The two-day symposium organised by the Biotechnology Research Institute, Universiti Malaysia Sabah (UMS) gathers 250 participants including from Japan, South Korea, India, Pakistan and Indonesia.
Chang said the biomolecules found in Sabah's biodiversity have often unusual characteristics such as antimicrobial and anticancer activities that have the potential to be invaluable assets for further advancements in biotechnology.
Moreover, Chang said, Sabah's well-preserved ecosystems are teeming with diverse microbial communities and these microorganisms could have applications in waste treatment, bioremediation (a process of using microorganisms to break down hazardous materials) and biofuel production.
"To harness these opportunities, it's imperative that Sabah's natural resources and ecosystems are recognised and utilised to their fullest potential. By doing so, not only can a robust biotechnology sector emerge, but it can also contribute to sustainable development and address both local and worldwide challenges," he added.
On the symposium, Chang said, it serves as a platform to exchange ideas, share knowledge and forge meaningful partnerships, at the same time, a celebration of the collaborative efforts of researchers, entrepreneurs, and visionaries who relentlessly push the boundaries of biotechnology.
Meanwhile, UMS Vice-Chancellor Prof Datuk Dr Kasim Mansor in his speech text read by Deputy Vice-Chancellor (Research and Innovation) UMS Prof Ir Dr Rosalam Sarbatly said the importance of translational biotechnology cannot be understated as it has revolutionised the diagnosis and treatment of diseases and made possible great advances in the practice of personalised medicine.

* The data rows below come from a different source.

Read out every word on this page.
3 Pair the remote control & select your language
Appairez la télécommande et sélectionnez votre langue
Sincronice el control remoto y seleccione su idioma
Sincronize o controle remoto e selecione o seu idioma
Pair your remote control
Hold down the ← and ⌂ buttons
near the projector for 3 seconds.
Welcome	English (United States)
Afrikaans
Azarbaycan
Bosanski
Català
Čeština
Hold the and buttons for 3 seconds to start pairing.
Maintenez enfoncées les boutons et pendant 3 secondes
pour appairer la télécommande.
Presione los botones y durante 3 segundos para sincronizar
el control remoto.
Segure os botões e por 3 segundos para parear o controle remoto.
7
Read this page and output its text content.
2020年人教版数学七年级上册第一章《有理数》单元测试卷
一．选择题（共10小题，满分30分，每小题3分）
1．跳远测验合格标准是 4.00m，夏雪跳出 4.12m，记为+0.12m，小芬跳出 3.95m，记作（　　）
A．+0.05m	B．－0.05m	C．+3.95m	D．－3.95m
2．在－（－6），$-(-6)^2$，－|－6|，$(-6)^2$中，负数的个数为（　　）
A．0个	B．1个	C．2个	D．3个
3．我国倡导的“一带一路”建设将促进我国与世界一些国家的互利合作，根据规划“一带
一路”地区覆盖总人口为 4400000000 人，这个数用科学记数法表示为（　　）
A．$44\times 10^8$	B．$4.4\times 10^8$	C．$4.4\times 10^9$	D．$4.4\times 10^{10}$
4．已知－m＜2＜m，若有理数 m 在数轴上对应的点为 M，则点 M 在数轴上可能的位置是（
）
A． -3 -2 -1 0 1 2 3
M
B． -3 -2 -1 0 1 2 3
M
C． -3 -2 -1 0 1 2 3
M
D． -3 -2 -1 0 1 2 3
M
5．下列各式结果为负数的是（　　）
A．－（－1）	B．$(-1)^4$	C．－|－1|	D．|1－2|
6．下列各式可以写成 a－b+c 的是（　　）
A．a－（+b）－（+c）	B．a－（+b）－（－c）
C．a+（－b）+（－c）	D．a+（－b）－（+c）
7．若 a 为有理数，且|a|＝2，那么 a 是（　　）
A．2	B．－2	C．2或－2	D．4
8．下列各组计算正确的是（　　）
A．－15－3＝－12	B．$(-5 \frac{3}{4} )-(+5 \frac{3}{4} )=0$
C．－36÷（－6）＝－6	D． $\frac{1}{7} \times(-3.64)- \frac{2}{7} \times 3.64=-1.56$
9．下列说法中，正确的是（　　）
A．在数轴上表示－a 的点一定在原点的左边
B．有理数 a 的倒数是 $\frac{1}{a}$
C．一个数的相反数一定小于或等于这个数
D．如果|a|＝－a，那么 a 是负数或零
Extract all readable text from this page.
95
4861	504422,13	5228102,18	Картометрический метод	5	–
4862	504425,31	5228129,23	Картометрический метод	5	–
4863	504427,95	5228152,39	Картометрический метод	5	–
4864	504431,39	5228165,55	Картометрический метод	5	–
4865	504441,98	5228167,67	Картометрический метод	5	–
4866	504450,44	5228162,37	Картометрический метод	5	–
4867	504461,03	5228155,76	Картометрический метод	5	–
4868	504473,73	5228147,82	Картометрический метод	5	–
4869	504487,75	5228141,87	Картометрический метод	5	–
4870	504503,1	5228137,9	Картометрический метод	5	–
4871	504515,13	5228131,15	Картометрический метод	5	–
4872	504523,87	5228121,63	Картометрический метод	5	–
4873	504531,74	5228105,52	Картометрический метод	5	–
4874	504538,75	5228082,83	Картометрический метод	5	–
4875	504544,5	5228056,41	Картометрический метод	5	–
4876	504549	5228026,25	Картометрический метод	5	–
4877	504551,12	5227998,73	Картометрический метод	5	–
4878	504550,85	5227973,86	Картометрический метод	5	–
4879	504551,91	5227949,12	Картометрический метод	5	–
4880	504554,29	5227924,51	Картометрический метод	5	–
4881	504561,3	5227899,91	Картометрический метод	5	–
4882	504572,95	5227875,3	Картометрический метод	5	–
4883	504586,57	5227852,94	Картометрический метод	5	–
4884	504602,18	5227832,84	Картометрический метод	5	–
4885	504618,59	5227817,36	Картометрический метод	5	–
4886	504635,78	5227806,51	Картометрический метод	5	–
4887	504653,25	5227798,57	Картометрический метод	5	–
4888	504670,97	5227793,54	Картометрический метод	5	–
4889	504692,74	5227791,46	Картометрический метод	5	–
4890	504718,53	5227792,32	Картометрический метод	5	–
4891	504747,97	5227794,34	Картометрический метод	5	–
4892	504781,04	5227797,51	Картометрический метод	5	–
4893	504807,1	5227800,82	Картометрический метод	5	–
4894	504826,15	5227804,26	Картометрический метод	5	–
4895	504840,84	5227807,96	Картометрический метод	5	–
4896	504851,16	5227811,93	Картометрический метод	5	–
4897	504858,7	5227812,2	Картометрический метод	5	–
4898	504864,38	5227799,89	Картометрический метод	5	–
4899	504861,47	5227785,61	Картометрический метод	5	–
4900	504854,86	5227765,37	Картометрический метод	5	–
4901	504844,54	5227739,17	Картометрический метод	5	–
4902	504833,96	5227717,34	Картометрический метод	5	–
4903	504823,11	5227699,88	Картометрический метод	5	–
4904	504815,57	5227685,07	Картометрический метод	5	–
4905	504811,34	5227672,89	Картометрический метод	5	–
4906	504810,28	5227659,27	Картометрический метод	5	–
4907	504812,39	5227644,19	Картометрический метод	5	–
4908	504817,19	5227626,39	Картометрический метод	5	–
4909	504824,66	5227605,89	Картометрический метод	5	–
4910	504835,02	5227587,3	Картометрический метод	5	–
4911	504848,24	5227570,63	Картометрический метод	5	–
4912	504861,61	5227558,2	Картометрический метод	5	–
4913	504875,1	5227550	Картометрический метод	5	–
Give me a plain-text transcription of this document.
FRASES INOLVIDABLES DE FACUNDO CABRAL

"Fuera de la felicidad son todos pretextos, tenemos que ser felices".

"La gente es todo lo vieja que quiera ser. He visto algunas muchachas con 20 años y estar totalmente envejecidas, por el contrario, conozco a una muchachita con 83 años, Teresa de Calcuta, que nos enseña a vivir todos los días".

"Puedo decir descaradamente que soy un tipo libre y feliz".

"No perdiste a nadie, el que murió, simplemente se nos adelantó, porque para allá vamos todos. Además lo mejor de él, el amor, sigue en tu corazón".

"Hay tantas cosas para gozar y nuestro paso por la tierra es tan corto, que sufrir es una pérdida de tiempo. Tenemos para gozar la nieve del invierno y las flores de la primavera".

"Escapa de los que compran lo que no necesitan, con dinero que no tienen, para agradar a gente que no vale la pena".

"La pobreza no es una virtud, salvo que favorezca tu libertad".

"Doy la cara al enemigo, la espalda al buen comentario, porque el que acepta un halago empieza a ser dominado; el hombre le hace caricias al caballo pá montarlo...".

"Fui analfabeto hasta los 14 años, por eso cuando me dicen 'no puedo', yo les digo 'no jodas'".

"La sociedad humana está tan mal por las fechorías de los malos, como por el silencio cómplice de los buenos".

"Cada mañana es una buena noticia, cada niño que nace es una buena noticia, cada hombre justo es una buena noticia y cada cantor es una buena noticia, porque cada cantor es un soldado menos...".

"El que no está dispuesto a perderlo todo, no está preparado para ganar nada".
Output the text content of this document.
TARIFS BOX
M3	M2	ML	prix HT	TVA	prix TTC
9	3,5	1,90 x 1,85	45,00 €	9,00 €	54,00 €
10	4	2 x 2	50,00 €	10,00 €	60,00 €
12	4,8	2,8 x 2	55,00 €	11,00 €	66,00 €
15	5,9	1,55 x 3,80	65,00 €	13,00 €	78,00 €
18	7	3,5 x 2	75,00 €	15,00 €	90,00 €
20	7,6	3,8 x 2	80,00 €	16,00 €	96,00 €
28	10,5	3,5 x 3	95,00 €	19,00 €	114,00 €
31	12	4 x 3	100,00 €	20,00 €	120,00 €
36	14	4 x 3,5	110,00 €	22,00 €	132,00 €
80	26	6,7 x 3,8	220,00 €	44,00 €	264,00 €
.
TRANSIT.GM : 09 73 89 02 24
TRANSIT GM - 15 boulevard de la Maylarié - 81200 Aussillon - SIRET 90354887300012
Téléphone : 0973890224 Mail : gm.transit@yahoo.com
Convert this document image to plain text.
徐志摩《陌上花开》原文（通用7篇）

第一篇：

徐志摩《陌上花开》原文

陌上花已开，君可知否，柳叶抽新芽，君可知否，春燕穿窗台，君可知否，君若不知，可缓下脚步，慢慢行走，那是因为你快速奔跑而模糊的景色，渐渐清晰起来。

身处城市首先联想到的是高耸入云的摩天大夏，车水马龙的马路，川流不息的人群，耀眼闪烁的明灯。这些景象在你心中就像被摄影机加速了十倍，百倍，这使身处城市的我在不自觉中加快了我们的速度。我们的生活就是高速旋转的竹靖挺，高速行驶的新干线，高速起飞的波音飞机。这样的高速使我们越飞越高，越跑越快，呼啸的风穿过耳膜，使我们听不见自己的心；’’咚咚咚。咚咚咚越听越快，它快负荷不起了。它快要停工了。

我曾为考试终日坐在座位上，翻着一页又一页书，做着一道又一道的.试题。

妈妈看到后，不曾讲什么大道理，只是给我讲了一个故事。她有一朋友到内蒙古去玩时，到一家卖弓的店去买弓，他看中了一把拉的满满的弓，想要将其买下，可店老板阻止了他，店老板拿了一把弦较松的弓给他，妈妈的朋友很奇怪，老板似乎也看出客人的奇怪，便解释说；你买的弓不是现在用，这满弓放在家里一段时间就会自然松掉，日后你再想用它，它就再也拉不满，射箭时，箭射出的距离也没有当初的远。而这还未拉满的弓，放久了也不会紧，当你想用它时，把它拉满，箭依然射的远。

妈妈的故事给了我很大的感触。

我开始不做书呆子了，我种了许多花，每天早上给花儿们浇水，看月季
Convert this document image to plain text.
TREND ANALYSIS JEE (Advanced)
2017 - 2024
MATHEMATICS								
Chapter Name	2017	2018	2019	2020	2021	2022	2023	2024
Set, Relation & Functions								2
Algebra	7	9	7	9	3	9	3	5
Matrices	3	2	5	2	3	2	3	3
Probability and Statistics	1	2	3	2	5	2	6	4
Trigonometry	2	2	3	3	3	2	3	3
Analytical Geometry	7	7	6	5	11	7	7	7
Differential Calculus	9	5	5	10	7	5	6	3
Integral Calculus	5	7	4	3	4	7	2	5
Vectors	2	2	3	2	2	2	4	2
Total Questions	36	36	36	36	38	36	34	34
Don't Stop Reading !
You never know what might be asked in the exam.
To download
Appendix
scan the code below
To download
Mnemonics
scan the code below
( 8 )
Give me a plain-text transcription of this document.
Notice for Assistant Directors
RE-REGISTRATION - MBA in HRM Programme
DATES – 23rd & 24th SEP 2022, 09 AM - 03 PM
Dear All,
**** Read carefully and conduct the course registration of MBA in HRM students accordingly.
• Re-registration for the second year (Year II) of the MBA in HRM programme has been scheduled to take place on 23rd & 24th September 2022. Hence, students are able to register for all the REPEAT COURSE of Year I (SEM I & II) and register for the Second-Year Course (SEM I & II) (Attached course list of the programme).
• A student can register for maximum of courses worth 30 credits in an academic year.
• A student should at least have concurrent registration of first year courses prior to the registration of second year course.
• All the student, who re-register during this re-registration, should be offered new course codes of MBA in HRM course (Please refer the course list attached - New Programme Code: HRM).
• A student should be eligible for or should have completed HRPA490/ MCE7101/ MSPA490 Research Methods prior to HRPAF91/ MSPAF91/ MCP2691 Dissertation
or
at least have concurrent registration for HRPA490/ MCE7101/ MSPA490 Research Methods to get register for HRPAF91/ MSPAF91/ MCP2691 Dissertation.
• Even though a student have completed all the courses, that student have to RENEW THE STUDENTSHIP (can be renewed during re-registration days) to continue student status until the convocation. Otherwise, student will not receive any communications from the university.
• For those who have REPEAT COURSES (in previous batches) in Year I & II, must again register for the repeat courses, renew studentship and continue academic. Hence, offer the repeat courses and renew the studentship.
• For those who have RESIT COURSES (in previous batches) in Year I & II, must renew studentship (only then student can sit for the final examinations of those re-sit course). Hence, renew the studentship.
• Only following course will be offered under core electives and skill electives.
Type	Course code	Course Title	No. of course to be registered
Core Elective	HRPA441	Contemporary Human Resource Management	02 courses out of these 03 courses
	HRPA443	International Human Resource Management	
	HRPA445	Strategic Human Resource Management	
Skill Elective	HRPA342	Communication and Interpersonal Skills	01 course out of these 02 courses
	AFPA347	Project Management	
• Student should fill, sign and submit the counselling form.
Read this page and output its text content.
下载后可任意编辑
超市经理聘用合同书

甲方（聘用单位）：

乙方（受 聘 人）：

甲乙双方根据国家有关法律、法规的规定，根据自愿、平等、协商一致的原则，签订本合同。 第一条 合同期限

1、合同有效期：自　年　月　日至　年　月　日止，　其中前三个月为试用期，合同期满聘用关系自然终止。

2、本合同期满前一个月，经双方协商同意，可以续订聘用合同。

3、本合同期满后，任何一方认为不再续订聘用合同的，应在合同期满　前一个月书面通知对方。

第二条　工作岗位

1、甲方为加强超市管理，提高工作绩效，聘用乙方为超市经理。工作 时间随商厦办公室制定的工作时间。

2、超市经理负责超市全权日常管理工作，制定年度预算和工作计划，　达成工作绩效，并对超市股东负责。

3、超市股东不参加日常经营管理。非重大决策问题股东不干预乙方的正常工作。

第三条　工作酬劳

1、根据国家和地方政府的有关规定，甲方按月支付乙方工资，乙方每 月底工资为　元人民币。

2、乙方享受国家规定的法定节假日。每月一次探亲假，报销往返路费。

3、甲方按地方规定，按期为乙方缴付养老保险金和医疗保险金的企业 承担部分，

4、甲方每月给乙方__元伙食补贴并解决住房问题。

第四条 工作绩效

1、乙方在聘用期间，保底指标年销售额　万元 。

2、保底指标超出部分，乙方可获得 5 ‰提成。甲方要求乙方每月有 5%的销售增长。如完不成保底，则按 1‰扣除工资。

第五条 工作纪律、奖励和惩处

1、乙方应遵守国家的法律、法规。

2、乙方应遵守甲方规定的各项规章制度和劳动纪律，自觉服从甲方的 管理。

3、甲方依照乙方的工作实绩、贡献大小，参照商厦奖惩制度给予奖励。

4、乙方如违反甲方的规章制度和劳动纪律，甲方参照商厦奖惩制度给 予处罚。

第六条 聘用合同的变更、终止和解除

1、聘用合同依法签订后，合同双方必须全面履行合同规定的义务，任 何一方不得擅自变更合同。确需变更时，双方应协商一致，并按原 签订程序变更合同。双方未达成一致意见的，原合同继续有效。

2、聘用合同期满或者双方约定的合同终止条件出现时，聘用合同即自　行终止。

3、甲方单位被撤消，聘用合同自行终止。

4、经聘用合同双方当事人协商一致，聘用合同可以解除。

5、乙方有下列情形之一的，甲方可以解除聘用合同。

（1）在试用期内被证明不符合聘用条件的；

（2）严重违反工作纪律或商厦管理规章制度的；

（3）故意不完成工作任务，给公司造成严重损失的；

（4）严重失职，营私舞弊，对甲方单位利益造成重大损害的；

Furthermore, he said, translational biotechnology has transformed agriculture, increased crop yields and averted food shortages, paving the way for more sustainable, cleaner, environmentally friendly industrial processes.
"We must also encourage collaboration between academics, captains of industry, and policymakers to ensure that our breakthroughs are successfully adapted into real-world applications that can benefit communities around the globe," he added.